Мысль о том, что искусство и мышление гуманной цивилизации никуда не могут уйти от смыслов, которые крайне далеки как от цивилизации, так и от идеала Humanitas, впервые после де Сада была ясно высказана Ш. Бодлером как в поэтической, так и теоретически-философской форме. Он подозревал, что цивилизованность сама из себя порождает неконтролируемые силы, которые становятся на то место, которое прежде занимали чудеса и ужасы непознаваемой природы и сферы сверхъестественного.
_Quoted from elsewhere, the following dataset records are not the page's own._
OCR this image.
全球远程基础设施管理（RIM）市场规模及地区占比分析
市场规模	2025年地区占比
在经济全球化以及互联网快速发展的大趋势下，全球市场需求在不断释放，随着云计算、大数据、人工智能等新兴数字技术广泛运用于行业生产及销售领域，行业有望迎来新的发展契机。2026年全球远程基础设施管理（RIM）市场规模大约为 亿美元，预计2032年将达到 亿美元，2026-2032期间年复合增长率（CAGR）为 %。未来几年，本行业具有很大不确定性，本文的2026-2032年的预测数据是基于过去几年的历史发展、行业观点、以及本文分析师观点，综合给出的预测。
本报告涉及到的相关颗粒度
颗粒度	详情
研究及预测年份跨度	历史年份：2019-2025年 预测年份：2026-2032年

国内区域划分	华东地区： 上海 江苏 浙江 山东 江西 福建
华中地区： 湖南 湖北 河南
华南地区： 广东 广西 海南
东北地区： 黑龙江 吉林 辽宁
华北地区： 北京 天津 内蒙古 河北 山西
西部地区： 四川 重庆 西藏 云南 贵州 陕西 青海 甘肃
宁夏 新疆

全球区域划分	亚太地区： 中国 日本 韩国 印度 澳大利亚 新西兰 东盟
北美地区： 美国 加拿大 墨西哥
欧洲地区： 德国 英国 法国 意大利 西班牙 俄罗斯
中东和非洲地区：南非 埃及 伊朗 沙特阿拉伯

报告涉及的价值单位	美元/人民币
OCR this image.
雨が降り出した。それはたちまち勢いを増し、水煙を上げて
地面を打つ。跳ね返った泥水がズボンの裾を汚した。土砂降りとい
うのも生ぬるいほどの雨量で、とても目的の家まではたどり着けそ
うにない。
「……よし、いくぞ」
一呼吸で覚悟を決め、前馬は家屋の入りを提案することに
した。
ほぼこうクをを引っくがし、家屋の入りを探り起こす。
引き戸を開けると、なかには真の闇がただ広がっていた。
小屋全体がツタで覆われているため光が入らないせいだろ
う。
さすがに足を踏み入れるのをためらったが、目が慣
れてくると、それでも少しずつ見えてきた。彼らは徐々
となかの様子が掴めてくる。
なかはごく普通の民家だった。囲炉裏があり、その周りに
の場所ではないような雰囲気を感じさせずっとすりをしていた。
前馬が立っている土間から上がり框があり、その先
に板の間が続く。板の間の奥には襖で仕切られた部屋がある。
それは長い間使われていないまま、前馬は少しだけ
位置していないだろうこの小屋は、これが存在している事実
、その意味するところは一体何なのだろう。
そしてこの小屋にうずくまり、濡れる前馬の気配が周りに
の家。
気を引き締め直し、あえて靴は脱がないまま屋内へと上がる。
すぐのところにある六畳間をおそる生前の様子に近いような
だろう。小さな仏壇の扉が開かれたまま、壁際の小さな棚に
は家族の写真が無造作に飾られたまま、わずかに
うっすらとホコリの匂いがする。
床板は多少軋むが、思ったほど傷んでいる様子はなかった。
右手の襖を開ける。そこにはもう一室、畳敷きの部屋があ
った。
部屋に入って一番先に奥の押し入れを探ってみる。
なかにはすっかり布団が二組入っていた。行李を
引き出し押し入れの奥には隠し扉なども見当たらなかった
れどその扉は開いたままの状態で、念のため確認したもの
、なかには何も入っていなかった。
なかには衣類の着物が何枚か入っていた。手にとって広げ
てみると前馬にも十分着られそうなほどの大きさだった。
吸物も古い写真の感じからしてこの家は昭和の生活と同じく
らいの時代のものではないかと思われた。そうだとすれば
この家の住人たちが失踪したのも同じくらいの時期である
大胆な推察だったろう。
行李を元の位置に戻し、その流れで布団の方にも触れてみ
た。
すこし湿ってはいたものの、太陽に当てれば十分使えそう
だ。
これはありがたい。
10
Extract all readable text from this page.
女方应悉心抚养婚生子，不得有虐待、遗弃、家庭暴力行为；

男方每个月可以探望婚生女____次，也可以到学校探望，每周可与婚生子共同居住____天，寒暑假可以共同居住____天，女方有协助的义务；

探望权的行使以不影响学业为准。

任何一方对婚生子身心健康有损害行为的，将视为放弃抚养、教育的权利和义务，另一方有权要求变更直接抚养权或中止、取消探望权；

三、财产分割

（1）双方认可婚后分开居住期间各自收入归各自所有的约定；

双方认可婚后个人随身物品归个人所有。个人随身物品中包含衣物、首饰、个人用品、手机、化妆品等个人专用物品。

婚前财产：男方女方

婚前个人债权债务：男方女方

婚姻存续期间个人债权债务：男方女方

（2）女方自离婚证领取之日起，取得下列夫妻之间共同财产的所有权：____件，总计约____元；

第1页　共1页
Решающий прорыв к альтернативной парадигме начинается около 1880 г. и завершается около 1920. В это время налицо уже не отдельные исключения из правила, а настоящие мощные пласты и всеохватывающие сдвиги в литературе, философии, архитектуре, живописи, где очень настойчиво ставится вопрос о «другом видении». Самым безоглядным критиком антропоцентризма и цивилизационизма в философии, самым бесстрашным искателем альтернативных формул мышления и творчества надолго сделался Ф. Ницше. В те же годы живопись Ван Гога, Сезанна, Гогена, Мунка, Врубеля, литература позднего Достоевского, старого Уитмена и долгожителя Толстого, идеи и сочинения А. Стриндберга, А. Бергсона, В. Дильтея, Г. Зиммеля, а вскоре и ранние работы Макса Вебера и Э. Гуссерля (написанные до 1910 г.) со своей стороны подтверждают направление поисков в Европе, России и Америке. «Другая» картина мира манит и пугает, и большинство художников и мыслителей совершают сложнейшие движения между императивами культургуманизма и их отрицанием.
Ницше сделал решающий шаг еще в 1878 г., подчеркнув в своей книге «Menschliches Allzumenschliches» мысль о том, что самомнение «культурности» и позиция над природой никуда не ведут, ибо являются вообще самообманом: культура и Humanitas представляют собой не что иное, как видоизменные формы докультурных животных, природных жизненных импульсов. (Таков среди прочего смысл известного предположения о том, что самое человеческое и «культурное» стремление к познанию, исследованию, проникновению в предмет – это претворенная энергия биологического происхождения, то есть сублимированный инстинкт нападения, расчленения, пожирания жертвы.) Отсюда и предположение Ницше о том, что человек мог бы стать органичным, или, по меньшей мере, избавился бы от своих психических, социальных и прочих бед, если бы сумел снова увидеть в себе часть природы, какова она есть, а не привилегированное высшее существо, вознесенное посредством религии, философии либо науки над имморальной и иррациональной, бесчеловечной природой. Интуиции Бодлера и Ницше стали центральными для культурфилософии ХХ в. Мысль о том, что цивилизация с неизбежностью производит (как побочный, а может быть, как свой главный продукт) некие силы хаоса, варварства, разрушения и энтропии, и даже, возможно, сама является формой биокосмического существования, с его иррационально избыточным разрушением, пожиранием и эросом, прослеживается от Макса Вебера и Х. Ортеги-и-Гассета до философий постмодерна конца столетия.
Около 1900 г., в преддверии рождения раннеавангардистского искусства, везде идет активная работа: во всех видах и на всех уровнях искусства и культуры вырабатывается альтернативная парадигма и испытываются различные способы справиться с теми проблемами и компликациями, которые при этом возникают в изобилии. В качестве культуротворческих, духовных, художественно плодотворных идей и принципов предлагаются такие гипотетические факторы и силы, как экстаз, магически-шаманские практики (в том числе стилизованные в виде «культурного» оккультизма), а также спасительная дикость, жизнь и сила как самостоятельная, не нуждающаяся в моральном оправдании ценность. Космические энергии, биокосмические факторы (например, эрос) и красота «животности» как таковой чрезвычайно волнуют художников и мыслителей.